As revoluções burguesas, como as do século XVIII, avançam rapidamente de sucesso em sucesso; seus efeitos dramáticos excedem uns aos outros; os homens e as coisas se destacam como gemas fulgurantes; o êxtase é o estado permanente da sociedade; mas estas revoluções têm vida curta; logo atingem o auge, e uma longa modorra se apodera da sociedade antes que esta tenha aprendido a assimilar serenamente os resultados de seu período de lutas e embates. Por outro lado, as revoluções proletárias, como as do século XIX, se criticam constantemente a si próprias, interrompem continuamente seu curso, voltam ao que parecia resolvido para recomeçá-lo outra vez, escarnecem com impiedosa consciência as deficiências, fraquezas e misérias de seus primeiros esforços, parecem derrubar seu adversário apenas para que este possa retirar da terra novas forças e erguer-se novamente, agigantado, diante delas, recuam constantemente ante a magnitude infinita de seus próprios objetivos até que se cria uma situação que toma impossível qualquer retrocesso e na qual as próprias condições gritam: Hic Rhodus, hic salta! Aqui está Rodes, salta aqui!
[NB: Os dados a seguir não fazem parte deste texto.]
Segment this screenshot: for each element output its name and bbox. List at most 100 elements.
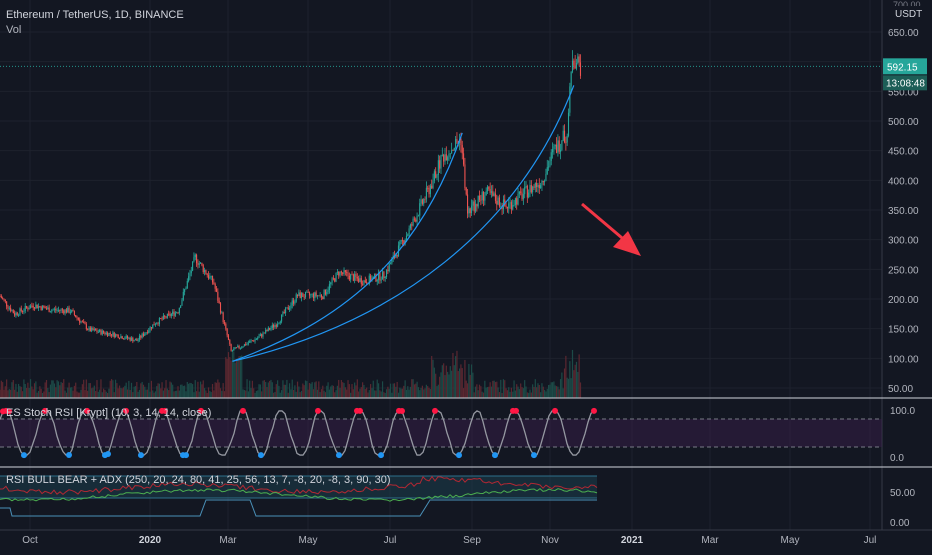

Em Marius já encontramos uma contradição: seu ideal de revolução, que o aproxima dos jovens republicanos (os amigos do ABC) e ao mesmo tempo sua admiração pelo 'grande homem' Napoleão, que aspirava ambições imperiais.

No campo dos revoltosos estão também os socialistas, aqui um título genérico usado pelo Narrador. A problemática aqui é a da produção e da distribuição da riqueza. Cita o exemplo da próspera Inglaterra, que produziu a riqueza, mas não a dividiu. A prosperidade passa pela divisão comum?

“O comunismo e a lei agrária creram resolver o segundo problema [repartir a riqueza]. Eles se enganam. A repartição dela mata a produção. A partilha igual aboli a competição. E, por consequência, o trabalho. É uma repartição feita pelo açougueiro que mata isso que ele reparte. É assim impossível se deter a essas pretendidas soluções. Matar a riqueza, isso não é reparti-la.” ("Le communisme et la loi agraire croient résoudre le deuxième problème. Ils se trompent. Leur répartition tue la production. Le partage égal abolit l'émulation. Et par conséquent le travail. C'est une répartition faite par le boucher, qui tue ce qu'il partage. Il est donc impossible de s'arrêter à ces prétendues solutions. Tuer la richesse, ce n'est pas la répartir." IV, pp. 875/76)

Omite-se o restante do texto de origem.